The first success with a vaccine for cancer prevention was the HPV vaccine, which can prevent cervical cancer, and to a lesser extent cancers of the mouth, throat and anus. That vaccine was approved for the US market in 2006, but because of the way it was marketed — as a way to prevent sexually transmitted diseases — it didn’t get the kind of attention it deserved from the lay community.

It did, however, result in its inventors receiving a prestigious Lasker Award (the medical Nobel Prize). Those researchers are now on to another immunotherapy project in which the same virus particles they worked with for the HPV vaccine can infect tumor cells and bind to them. Research is being conducted on this to treat melanoma, the most deadly form of skin cancer.

Immunotherapy has come so far that the March 2018 issue of Science Magazine was totally devoted to it.

Cancer immunotherapy—the science of mobilizing the immune system to kill cancer—has been pursued for more than a century. Yet only recently has this powerful strategy finally taken center stage in mainstream oncology. The past few years have seen unprecedented clinical responses, rapid drug development, and first-in-kind approvals from the U.S. Food and Drug Administration. Reports of terminal cancer patients defying the odds and achieving complete remissions are accumulating. These success stories are the culmination of decades of painstaking research by pioneering scientists and physicians. Newly approved immunotherapies include drugs that can manipulate components of the immune system and methods to genetically engineer patients’ own T lymphocytes to recognize and attack their tumors.
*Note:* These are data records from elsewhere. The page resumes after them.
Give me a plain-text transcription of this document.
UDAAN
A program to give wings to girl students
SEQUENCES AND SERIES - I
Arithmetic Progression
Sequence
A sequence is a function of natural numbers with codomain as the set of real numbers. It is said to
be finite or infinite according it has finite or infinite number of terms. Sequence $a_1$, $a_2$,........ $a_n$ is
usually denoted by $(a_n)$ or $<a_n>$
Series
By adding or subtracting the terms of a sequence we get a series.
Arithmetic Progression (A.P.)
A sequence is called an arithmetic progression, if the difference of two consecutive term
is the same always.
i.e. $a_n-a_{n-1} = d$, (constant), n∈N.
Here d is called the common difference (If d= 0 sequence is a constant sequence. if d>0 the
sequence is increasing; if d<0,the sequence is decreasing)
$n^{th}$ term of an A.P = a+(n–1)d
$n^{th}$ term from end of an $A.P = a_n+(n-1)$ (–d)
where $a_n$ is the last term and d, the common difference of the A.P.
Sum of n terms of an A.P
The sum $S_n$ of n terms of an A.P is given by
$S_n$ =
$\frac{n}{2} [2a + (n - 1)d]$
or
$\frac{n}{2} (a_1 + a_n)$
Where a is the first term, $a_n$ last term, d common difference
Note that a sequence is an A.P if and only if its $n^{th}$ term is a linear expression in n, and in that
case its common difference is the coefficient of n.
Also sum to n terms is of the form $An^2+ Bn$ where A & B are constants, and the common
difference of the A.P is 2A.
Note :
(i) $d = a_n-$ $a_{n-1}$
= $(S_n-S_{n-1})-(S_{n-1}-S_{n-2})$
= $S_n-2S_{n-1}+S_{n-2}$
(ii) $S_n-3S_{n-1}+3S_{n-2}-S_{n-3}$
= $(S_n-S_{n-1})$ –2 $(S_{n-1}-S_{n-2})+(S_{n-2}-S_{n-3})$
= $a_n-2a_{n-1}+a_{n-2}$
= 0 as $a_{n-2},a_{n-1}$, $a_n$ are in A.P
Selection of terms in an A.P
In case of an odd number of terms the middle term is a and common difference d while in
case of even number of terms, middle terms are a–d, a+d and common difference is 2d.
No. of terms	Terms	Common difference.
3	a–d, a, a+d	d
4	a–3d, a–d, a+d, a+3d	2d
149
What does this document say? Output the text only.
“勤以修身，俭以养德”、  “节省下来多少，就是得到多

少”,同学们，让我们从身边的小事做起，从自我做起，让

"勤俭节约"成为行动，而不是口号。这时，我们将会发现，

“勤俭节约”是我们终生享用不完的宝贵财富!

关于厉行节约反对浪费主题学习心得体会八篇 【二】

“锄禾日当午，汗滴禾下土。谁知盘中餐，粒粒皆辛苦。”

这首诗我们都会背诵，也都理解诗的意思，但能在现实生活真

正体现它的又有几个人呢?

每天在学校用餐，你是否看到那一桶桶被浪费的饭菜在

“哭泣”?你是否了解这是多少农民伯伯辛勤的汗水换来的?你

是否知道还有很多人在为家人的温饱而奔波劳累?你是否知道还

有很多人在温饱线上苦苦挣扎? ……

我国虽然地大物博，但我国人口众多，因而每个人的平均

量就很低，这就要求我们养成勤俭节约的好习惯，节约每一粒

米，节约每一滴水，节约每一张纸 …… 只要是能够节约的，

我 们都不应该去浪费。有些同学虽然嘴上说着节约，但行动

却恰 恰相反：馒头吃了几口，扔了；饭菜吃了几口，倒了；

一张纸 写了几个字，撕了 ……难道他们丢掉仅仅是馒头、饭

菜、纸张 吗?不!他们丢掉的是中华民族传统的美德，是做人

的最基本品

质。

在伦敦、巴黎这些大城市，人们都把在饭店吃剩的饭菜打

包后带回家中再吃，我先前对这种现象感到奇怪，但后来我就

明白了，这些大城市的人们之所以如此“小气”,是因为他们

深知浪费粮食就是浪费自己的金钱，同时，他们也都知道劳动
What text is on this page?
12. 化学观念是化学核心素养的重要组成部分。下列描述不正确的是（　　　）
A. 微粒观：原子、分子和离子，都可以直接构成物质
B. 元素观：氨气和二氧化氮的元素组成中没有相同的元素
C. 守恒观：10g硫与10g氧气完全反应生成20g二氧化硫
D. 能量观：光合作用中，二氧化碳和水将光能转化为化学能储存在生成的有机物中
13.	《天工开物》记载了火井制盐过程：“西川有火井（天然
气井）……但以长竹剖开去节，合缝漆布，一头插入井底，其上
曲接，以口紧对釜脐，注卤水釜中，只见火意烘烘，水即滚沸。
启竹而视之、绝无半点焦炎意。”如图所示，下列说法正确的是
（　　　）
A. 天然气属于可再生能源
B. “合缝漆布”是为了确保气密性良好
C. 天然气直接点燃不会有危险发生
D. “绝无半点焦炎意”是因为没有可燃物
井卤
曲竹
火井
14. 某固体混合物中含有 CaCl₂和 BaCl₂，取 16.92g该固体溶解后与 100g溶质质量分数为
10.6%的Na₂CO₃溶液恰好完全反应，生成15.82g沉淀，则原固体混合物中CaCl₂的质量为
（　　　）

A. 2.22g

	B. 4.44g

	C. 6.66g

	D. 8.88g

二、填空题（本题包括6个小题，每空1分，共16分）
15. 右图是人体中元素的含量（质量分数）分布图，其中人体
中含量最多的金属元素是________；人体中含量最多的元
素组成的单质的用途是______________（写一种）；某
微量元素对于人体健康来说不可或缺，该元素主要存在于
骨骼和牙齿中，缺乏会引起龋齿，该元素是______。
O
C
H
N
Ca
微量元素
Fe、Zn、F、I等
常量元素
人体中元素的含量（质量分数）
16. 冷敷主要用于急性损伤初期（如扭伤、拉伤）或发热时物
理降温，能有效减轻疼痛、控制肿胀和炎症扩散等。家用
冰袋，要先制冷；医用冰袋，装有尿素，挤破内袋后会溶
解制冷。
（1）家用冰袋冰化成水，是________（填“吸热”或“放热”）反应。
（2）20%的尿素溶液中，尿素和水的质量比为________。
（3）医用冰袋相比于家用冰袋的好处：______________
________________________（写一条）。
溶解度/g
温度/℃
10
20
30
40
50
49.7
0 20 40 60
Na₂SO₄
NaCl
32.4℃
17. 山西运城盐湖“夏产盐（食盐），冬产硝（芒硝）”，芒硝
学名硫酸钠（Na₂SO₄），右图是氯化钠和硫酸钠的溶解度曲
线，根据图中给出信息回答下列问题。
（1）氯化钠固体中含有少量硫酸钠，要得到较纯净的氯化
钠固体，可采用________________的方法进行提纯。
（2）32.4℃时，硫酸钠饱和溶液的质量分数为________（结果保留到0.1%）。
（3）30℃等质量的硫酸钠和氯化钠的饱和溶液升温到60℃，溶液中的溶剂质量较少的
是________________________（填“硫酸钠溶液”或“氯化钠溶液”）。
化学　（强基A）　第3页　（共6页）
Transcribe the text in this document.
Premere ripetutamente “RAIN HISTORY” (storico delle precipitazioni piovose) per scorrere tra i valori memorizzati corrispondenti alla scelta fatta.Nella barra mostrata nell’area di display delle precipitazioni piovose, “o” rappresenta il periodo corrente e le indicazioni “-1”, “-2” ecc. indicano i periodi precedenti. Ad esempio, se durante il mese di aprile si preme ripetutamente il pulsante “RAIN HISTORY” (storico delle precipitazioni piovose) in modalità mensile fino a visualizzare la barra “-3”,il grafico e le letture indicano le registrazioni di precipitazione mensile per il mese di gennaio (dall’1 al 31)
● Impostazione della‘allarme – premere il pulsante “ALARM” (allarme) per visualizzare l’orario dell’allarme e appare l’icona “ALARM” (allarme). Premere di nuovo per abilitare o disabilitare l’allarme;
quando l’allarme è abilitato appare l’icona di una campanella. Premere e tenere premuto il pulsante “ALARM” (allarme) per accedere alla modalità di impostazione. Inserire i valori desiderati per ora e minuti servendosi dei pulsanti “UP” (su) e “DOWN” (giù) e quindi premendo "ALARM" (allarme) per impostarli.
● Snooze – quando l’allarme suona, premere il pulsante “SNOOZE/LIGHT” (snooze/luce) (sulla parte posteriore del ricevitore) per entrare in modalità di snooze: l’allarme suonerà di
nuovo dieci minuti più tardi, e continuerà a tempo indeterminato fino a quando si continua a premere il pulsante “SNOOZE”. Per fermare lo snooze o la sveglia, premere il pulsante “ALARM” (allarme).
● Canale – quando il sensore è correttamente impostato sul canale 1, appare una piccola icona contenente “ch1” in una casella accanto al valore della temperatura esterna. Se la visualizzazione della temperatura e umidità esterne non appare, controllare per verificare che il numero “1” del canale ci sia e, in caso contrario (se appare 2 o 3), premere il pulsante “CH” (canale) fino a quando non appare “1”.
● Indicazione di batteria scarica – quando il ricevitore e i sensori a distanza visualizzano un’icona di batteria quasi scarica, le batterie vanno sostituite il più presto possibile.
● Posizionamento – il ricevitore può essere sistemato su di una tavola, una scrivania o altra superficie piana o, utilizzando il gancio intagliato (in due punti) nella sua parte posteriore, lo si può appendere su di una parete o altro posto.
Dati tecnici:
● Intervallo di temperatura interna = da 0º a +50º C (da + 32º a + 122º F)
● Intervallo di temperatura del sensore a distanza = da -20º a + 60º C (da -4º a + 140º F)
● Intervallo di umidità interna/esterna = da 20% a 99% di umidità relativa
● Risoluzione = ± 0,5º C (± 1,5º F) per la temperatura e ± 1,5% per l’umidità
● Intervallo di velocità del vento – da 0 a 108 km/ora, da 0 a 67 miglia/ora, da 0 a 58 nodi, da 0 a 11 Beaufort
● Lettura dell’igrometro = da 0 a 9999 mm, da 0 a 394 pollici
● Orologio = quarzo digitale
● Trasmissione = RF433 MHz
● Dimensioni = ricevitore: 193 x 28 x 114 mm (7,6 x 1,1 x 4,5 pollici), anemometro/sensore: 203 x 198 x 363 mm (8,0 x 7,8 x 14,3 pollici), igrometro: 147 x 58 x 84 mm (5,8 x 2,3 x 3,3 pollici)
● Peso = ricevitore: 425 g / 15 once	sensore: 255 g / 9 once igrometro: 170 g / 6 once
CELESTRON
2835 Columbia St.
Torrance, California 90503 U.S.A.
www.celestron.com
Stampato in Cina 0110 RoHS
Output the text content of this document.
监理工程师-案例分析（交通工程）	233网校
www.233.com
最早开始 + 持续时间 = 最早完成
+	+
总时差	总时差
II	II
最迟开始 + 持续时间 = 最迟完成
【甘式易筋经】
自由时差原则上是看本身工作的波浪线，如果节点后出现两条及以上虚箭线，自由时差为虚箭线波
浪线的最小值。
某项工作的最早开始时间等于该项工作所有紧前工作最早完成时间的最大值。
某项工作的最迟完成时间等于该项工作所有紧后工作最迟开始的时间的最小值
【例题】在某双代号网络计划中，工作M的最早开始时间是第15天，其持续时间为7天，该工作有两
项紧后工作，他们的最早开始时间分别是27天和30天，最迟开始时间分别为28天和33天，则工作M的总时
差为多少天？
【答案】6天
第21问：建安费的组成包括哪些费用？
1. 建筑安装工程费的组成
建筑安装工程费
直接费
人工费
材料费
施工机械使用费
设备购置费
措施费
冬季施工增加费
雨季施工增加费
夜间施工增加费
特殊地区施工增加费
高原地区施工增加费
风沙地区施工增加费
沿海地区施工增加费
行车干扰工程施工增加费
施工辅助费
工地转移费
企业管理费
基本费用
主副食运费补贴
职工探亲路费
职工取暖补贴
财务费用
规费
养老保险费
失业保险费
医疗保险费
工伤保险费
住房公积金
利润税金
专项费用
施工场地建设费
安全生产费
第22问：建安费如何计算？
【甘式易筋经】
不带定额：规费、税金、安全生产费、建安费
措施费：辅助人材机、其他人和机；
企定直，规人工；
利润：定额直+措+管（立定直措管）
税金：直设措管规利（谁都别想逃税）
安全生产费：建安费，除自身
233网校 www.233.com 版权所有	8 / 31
But there’s a lot we still don’t know. It’s as if we can see the shadowy outlines of personalized cancer therapies in the future, but not clearly enough to know where and with whom it will work.

This is a problem in the field, because eager cancer patients, unless we are very careful, will be disappointed by treatments that may either be unsafe or ineffective.

But the simple fact is that we still don’t know who will respond to treatment.

In the meantime, there’s another unknown in the equation, and that’s the role of the gut biome. Research into the biome has led us to the obvious but unsung role of food as medicine. Since this deserves its own post, I’ll just leave it there for now, but suffice it to say that diet has been proven to have a role in epigenetics — whether a gene expresses or not.